3

 やがて校門が見えてきて、悪魔はぎょっとしたように足をとめた。

 それもそのはず。あたしが通っているのはミッション系――キリスト教主義女子学校なのだ。校舎のてっぺんには大きな十字架が燦然と輝いている。

 あたしは正門前で立ち止まり、携帯電話をいじるふりをして小声で呟いた。

「本当に十字架が怖いの?」

「……ああ」

 悪魔が掠れた声を漏らす。その本気で動揺を隠せないようすに、あたしはひっそりと驚いていた。悪魔に魔除けは有効なのだ。

「こんなところに連れてきて、俺をはらうつもりなのか?」

 睨みつけてくる悪魔を、呆れたように見上げた。

(いつあたしが連れてきたというんだ。勝手についてきたんでしょうが)

 そもそも、こんなところも何も、あたしにとっては毎日通っている学校なのだ。

 悪魔は不適に笑う。

「残念だが、あんなもので俺を退治することはできない。人間にもあるだろう、閉所や暗所、高所、鋭利なものが無条件に怖いということが。それと似たようなものだからな。恐ろしいだけでこの身を害するには至らない」

「……ふうん。触ったら火傷するとかいうわけじゃないんだね。要は気持ちの問題なんでしょ?」

 情けないのね、と小馬鹿にしたように笑ってやった。もちろん恐怖症が臆病とは違うことはわかっている。だがあたしはこの悪魔を傷つけてやりたかったのだ。

 あからさまな挑発に、悪魔はむっとしたようだった。あたしはそれを一瞥すると、携帯電話を鞄にしまいこみ、校門をくぐった。

「いつ願いを言いたくなるかわからないんだから、そばを離れるのは許さない。一緒に来なさいよ」

 悪魔は挑むように校舎を睨みつけていたが、意を決したように歩き出した。額に汗をにじませながらもやっと門扉を通り過ぎ――そこで、ぎくりと顔を上げた。

 校門の脇には、聖母子像が佇立しているのである。聖母マリアは眼球のない目で慈悲深く悪魔を見下ろしていた。

 石像と対峙する悪魔を見ながら、あたしはほくそ笑んだ。あんな石くれが本当に怖いのか。なんだかすごく可笑しかった。

(まだまだ序の口だよ。校舎の中はこんなものじゃない)

――本番はこれからだ。



 校舎の中は、柱や天井、手摺など、いたるところに宗教色の濃い、意味ありげな意匠が施されている。不気味な浮彫レリーフやステンドグラス。聖画の油絵や天使像。悪魔はそれらの中を、歯を食いしばりながら辛抱強く四階の教室までついてきた。

 教室は、朝が一番かしましい。毎日顔を突き合わせているというのに、何を話すことがあるのだろうか。そんなことを思いながら、クラスメイトの誰とも挨拶を交わすことなく自分の席――窓際の後ろから二番目――に着く。

 別に悪意を持って無視されているとかではなく、互いに無関心なだけである。人間関係が面倒なあたしにとっては、かえってありがたいくらいだった。
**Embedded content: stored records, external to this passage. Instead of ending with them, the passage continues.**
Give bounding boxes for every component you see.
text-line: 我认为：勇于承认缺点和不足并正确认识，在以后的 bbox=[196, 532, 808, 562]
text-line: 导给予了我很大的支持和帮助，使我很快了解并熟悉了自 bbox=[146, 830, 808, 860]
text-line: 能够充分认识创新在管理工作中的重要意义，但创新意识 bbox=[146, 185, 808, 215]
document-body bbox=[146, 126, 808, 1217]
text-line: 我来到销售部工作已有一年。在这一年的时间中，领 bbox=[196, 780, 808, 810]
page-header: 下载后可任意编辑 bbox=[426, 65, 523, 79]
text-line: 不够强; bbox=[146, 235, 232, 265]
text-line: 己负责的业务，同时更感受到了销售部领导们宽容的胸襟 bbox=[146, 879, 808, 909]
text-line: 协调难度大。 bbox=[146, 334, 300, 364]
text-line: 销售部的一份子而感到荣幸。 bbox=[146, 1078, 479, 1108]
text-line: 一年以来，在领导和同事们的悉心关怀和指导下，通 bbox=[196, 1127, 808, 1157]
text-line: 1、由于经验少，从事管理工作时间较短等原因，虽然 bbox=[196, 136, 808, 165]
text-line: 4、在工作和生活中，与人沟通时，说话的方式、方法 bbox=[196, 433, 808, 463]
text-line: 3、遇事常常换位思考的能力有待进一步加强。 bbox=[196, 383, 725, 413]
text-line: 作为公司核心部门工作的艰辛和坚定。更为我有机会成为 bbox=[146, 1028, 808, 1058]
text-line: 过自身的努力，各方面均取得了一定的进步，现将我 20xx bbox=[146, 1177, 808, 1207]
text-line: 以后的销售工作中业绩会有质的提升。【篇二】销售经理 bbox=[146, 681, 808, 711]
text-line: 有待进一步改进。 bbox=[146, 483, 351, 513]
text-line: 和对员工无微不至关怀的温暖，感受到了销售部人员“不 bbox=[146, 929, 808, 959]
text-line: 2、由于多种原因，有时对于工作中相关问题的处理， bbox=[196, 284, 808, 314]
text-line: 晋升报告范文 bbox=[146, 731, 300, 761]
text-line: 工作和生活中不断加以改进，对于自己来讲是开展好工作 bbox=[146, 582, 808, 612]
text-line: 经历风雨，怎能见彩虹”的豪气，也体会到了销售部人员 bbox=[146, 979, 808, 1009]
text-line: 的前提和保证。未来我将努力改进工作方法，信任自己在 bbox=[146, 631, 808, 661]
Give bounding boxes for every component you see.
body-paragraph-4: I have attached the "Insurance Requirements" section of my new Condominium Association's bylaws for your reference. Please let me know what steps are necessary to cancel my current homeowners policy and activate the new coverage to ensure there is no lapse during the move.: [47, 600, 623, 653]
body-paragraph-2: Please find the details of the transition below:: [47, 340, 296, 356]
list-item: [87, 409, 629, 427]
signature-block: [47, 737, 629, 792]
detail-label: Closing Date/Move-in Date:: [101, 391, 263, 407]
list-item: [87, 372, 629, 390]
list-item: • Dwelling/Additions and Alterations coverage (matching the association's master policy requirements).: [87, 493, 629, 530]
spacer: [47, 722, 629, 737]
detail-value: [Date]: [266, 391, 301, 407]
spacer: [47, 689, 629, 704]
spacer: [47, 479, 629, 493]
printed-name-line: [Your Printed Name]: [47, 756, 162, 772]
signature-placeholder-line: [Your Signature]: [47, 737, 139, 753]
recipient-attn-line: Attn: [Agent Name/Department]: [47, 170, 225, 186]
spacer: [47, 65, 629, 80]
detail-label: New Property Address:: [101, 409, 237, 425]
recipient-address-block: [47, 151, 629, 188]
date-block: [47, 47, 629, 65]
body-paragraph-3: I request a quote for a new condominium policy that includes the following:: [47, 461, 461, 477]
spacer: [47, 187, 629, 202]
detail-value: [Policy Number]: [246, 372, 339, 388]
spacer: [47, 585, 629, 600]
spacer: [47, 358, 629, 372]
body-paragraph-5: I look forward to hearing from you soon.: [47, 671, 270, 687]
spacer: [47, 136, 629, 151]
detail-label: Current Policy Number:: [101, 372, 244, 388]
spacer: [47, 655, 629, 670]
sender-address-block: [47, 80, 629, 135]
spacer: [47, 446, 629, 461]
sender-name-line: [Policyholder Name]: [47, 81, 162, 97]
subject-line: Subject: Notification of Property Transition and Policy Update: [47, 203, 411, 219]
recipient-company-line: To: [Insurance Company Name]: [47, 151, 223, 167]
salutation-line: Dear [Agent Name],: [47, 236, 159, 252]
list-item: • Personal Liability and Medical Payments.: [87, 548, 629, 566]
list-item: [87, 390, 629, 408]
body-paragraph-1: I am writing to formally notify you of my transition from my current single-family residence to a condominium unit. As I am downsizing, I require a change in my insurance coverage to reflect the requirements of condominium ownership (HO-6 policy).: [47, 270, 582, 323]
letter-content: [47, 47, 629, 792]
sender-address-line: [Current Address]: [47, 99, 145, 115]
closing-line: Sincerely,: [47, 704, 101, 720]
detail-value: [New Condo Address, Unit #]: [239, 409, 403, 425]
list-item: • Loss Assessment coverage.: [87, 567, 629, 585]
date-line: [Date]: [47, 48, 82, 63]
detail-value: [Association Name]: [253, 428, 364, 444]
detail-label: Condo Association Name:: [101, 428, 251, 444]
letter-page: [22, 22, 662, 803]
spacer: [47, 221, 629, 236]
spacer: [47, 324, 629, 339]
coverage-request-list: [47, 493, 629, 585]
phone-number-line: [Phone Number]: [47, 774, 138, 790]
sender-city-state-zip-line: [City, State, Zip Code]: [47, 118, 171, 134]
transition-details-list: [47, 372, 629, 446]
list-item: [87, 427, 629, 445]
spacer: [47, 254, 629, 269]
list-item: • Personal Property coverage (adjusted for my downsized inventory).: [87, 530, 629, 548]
 悪魔はあたしの机の横に立ち、しんどそうに息を吐いた。ただでさえ血色の悪い顔は紙のように真っ白だった。

(あんなものが、ほんとうに《効く》んだ……)

 学校自体はミッション系であるのだが、生徒には宗教教育もなければ礼拝などの参加義務もない。生徒も教師もほとんどが仏教徒――というより無宗教で、それら装飾の意味を知らない。仏間の伽藍と大差ない、ただの飾りだ。だが、それらは確かに魔を祓う力を持っているのだ。だが、言い換えれば、そんなものでは悪魔は退ということだ。まさに程度の機能しかない。

 それでも悪魔にとってはたいそうつらいようだった。

 体を支えるように窓の桟に手をつき、額に玉の汗を浮かべ、こらえるように窓の外の一点を睨みつけている。

 思わず見とれてしまった。大人の男が歯を食いしばって苦痛に耐えている姿など、そうそう見れるものではない。

 このやたら偉そうであたしを見下している悪魔を痛い目にあわせてやったら、さぞかしいい気味だろう――そう思っていたのだが。今や、それは二の次になっていた。

 整った顔が苦悶にゆがむようすに、たまらなくぞくぞくした。

 あたしの悪魔はなんて美しい男なんだろう。彼の姿があたしだけに見えるもので本当によかった。ほかの人に見せるなんてもったいない。